Para petani tiram berjuang melawan perubahan iklim di perairan Fiji yang bermasalah

Perempuan di Fiji sering kali bekerja di perekonomian informal, yang berarti upah yang rendah dan tidak konsisten, dengan tingkat pengangguran terselubung mencapai 74 persen, menurut The Asia Foundation. Jadi para wanita yang dilatih oleh Ravea sangat ingin mempelajari perdagangan yang lebih menguntungkan.
Berkumpul di aula komunitas Vatulele yang cerah dan berwarna biru kehijauan, Ravea mengajari para wanita cara menarik tali, membersihkan tiram, dan membuat jaring predator dari plastik tebal untuk melindungi tiram dari ikan triggerfish dan ikan buntal. Dia menawarkan sesi pelatihan triwulanan, menyambut baik perempuan maupun laki-laki untuk mempelajari perdagangan daging tiram.
Sekitar 25 perempuan di desa tersebut telah menerima pelatihan budidaya tiram tahun ini. Pada hari ini di pertengahan bulan Juli, setengah lusin wanita berusia 24 hingga 59 tahun dan mengenakan motif bunga dan polkadot berjongkok di atas gulungan jaring predator.
Unaisi Seruwaia, 49 tahun, adalah salah satu peserta pelatihan. Dia sebelumnya menjabat sebagai sekretaris Vatulele Yaubula, komunitas tiram kolektif di desa tersebut, sehingga dia memahami potensi industri ini.
“Tidak mudah untuk hidup di a [Fijian] desa — sulit untuk menghasilkan uang,” katanya, seraya mencatat bahwa pendapatan rata-rata di desanya hanya 150 hingga 200 dolar Fiji ($66-88) seminggu.
“Kami menjual sayur-sayuran, seperti dalo [taro] dan yaqona [kava]atau kami mencari penghasilan dari menangkap ikan,” katanya, seraya menambahkan bahwa beberapa perempuan juga mengeringkan daging kelapa, menganyam keranjang, atau bekerja di toko.

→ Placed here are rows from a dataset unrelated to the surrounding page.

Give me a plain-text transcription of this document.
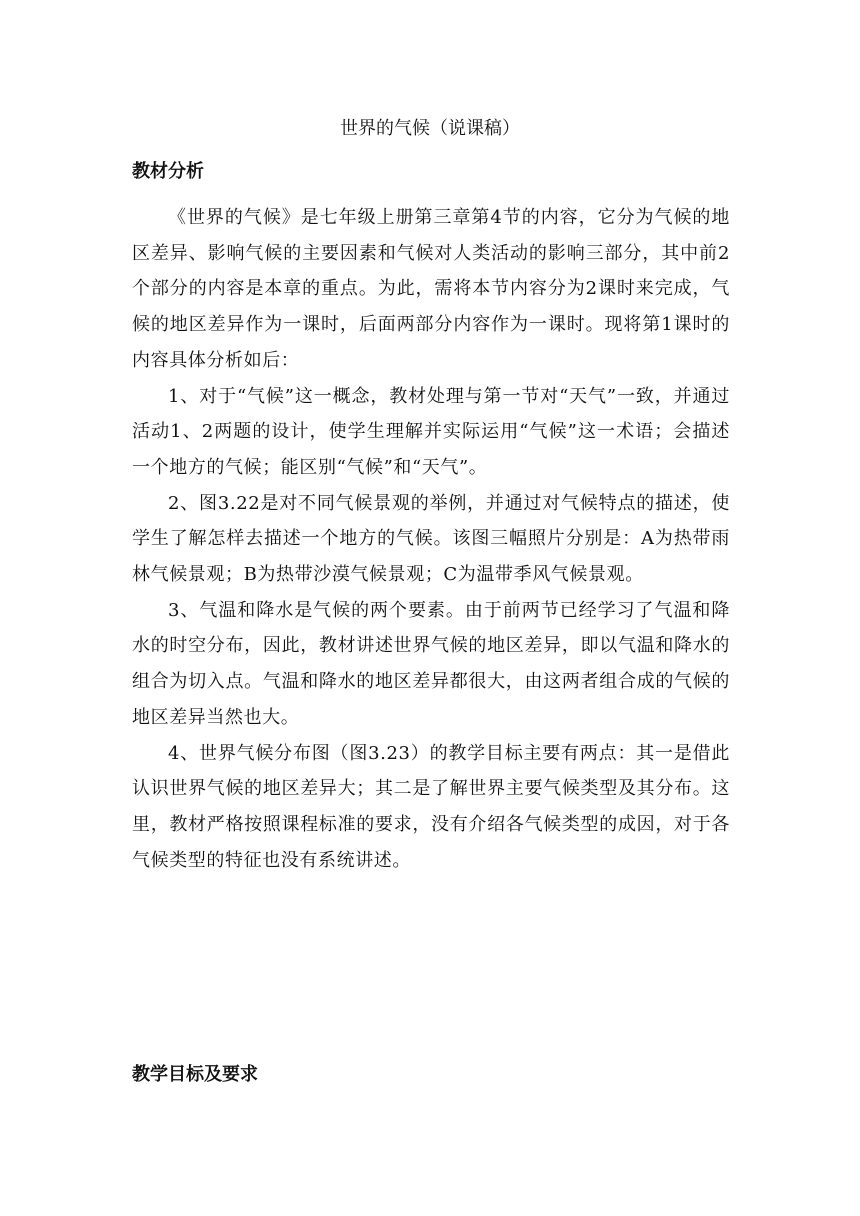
世界的气候（说课稿）
教材分析

《世界的气候》是七年级上册第三章第4节的内容，它分为气候的地区差异、影响气候的主要因素和气候对人类活动的影响三部分，其中前2个部分的内容是本章的重点。为此，需将本节内容分为2课时来完成，气候的地区差异作为一课时，后面两部分内容作为一课时。现将第1课时的内容具体分析如后：

1、对于“气候”这一概念，教材处理与第一节对“天气”一致，并通过活动1、2两题的设计，使学生理解并实际运用“气候”这一术语；会描述一个地方的气候；能区别“气候”和“天气”。

2、图3.22是对不同气候景观的举例，并通过对气候特点的描述，使学生了解怎样去描述一个地方的气候。该图三幅照片分别是：A为热带雨林气候景观；B为热带沙漠气候景观；C为温带季风气候景观。

3、气温和降水是气候的两个要素。由于前两节已经学习了气温和降水的时空分布，因此，教材讲述世界气候的地区差异，即以气温和降水的组合为切入点。气温和降水的地区差异都很大，由这两者组合成的气候的地区差异当然也大。

4、世界气候分布图（图3.23）的教学目标主要有两点：其一是借此认识世界气候的地区差异大；其二是了解世界主要气候类型及其分布。这里，教材严格按照课程标准的要求，没有介绍各气候类型的成因，对于各气候类型的特征也没有系统讲述。

教学目标及要求
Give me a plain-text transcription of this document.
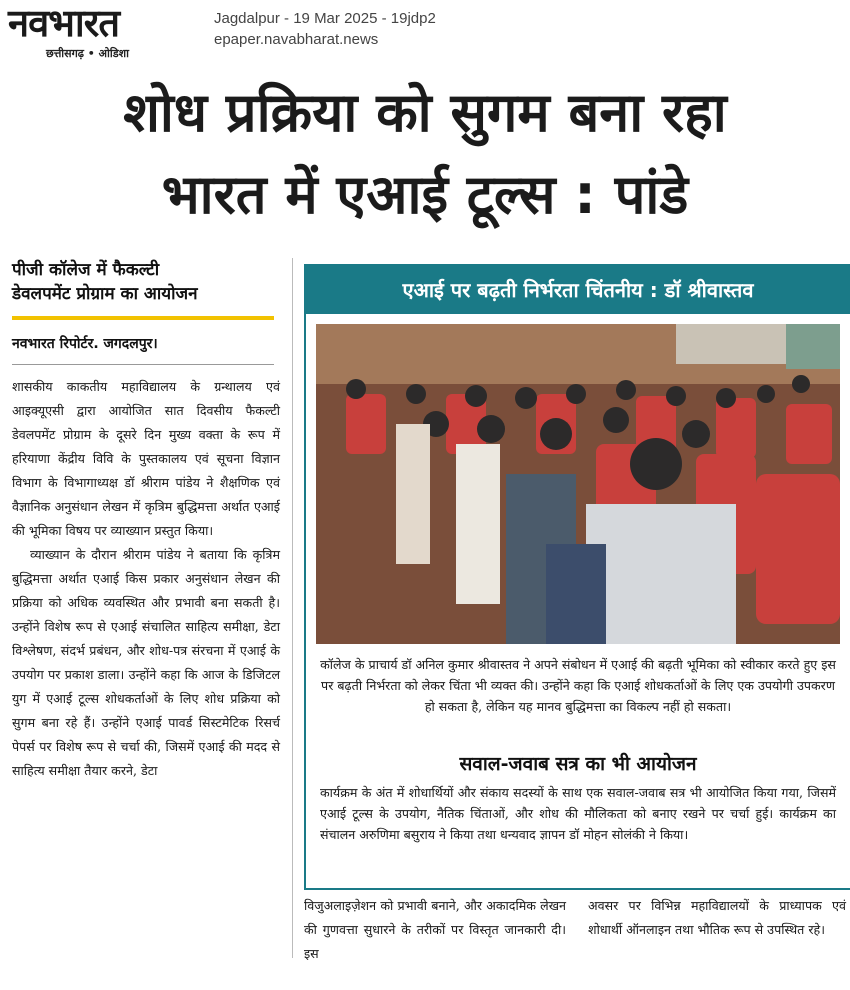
नवभारत
छत्तीसगढ़ • ओडिशा
Jagdalpur - 19 Mar 2025 - 19jdp2
epaper.navabharat.news
शोध प्रक्रिया को सुगम बना रहा
भारत में एआई टूल्स : पांडे
पीजी कॉलेज में फैकल्टी
डेवलपमेंट प्रोग्राम का आयोजन
नवभारत रिपोर्टर. जगदलपुर।

शासकीय काकतीय महाविद्यालय के ग्रन्थालय एवं आइक्यूएसी द्वारा आयोजित सात दिवसीय फैकल्टी डेवलपमेंट प्रोग्राम के दूसरे दिन मुख्य वक्ता के रूप में हरियाणा केंद्रीय विवि के पुस्तकालय एवं सूचना विज्ञान विभाग के विभागाध्यक्ष डॉ श्रीराम पांडेय ने शैक्षणिक एवं वैज्ञानिक अनुसंधान लेखन में कृत्रिम बुद्धिमत्ता अर्थात एआई की भूमिका विषय पर व्याख्यान प्रस्तुत किया।

व्याख्यान के दौरान श्रीराम पांडेय ने बताया कि कृत्रिम बुद्धिमत्ता अर्थात एआई किस प्रकार अनुसंधान लेखन की प्रक्रिया को अधिक व्यवस्थित और प्रभावी बना सकती है। उन्होंने विशेष रूप से एआई संचालित साहित्य समीक्षा, डेटा विश्लेषण, संदर्भ प्रबंधन, और शोध-पत्र संरचना में एआई के उपयोग पर प्रकाश डाला। उन्होंने कहा कि आज के डिजिटल युग में एआई टूल्स शोधकर्ताओं के लिए शोध प्रक्रिया को सुगम बना रहे हैं। उन्होंने एआई पावर्ड सिस्टमेटिक रिसर्च पेपर्स पर विशेष रूप से चर्चा की, जिसमें एआई की मदद से साहित्य समीक्षा तैयार करने, डेटा

एआई पर बढ़ती निर्भरता चिंतनीय : डॉ श्रीवास्तव
कॉलेज के प्राचार्य डॉ अनिल कुमार श्रीवास्तव ने अपने संबोधन में एआई की बढ़ती भूमिका को स्वीकार करते हुए इस पर बढ़ती निर्भरता को लेकर चिंता भी व्यक्त की। उन्होंने कहा कि एआई शोधकर्ताओं के लिए एक उपयोगी उपकरण हो सकता है, लेकिन यह मानव बुद्धिमत्ता का विकल्प नहीं हो सकता।
सवाल-जवाब सत्र का भी आयोजन
कार्यक्रम के अंत में शोधार्थियों और संकाय सदस्यों के साथ एक सवाल-जवाब सत्र भी आयोजित किया गया, जिसमें एआई टूल्स के उपयोग, नैतिक चिंताओं, और शोध की मौलिकता को बनाए रखने पर चर्चा हुई। कार्यक्रम का संचालन अरुणिमा बसुराय ने किया तथा धन्यवाद ज्ञापन डॉ मोहन सोलंकी ने किया।
विजुअलाइज़ेशन को प्रभावी बनाने, और अकादमिक लेखन की गुणवत्ता सुधारने के तरीकों पर विस्तृत जानकारी दी। इस
अवसर पर विभिन्न महाविद्यालयों के प्राध्यापक एवं शोधार्थी ऑनलाइन तथा भौतिक रूप से उपस्थित रहे।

Ketika cuaca semakin tidak dapat diprediksi, sumber pendapatan yang tahan terhadap perubahan iklim menjadi semakin penting, kata Seruwaia.
Peringatan mengenai peristiwa cuaca ekstrem meningkatkan kekhawatiran bahwa stok ikan akan semakin menurun. Pada bulan Maret 2025 misalnya iklim belajar memperkirakan bahwa badai tropis dan banjir ekstrem akan semakin parah di Fiji, sehingga menimbulkan risiko yang lebih besar terhadap penghidupan pesisir dan laut.
Negara ini baru saja pulih dari Topan Winston tahun 2016. Badai yang berlangsung selama 26 hari ini merupakan yang terkuat yang pernah tercatat di Belahan Bumi Selatan, dan menyebabkan kerugian sebesar 1,99 miliar dolar Fiji ($875 juta). Topan ini berdampak pada lebih dari separuh penduduk Fiji, menewaskan 44 orang dan menyebabkan kerusakan dan kehancuran yang luas di desa-desa dan lahan pertanian, khususnya di pantai utara pulau utama, dan juga di pulau-pulau kecil.
“Topan Winston menyebabkan kerusakan parah pada terumbu karang, hutan bakau, dan padang lamun – habitat penting yang menopang perikanan subsisten dan komersial skala kecil,” kata Rosi Batibasaga, petugas perikanan WCS.
Desa-desa pesisir seperti Vatulele terkena dampak paling parah, katanya: “Mereka menghadapi berkurangnya ketersediaan ikan, hancurnya kapal dan peralatan penangkapan ikan, serta penurunan tajam pendapatan rumah tangga dan ketahanan pangan.”

Warga Vatulele, Vive Digiata, 59, menyatakan secara sederhana: “Sebelumnya [the cyclone]hidup menjadi lebih mudah,” katanya. “Ikan menjadi lebih kecil, dan masyarakat beralih ke ikan kaleng untuk menambah makanan mereka.”
Sementara itu, penangkapan ikan atau perburuan liar, yang seringkali dilakukan oleh kapal asing, juga menghabiskan stok ikan di sepanjang perairan pesisir dan menempatkan spesies yang terancam punah, seperti penyu sisik, pada risiko yang lebih besar.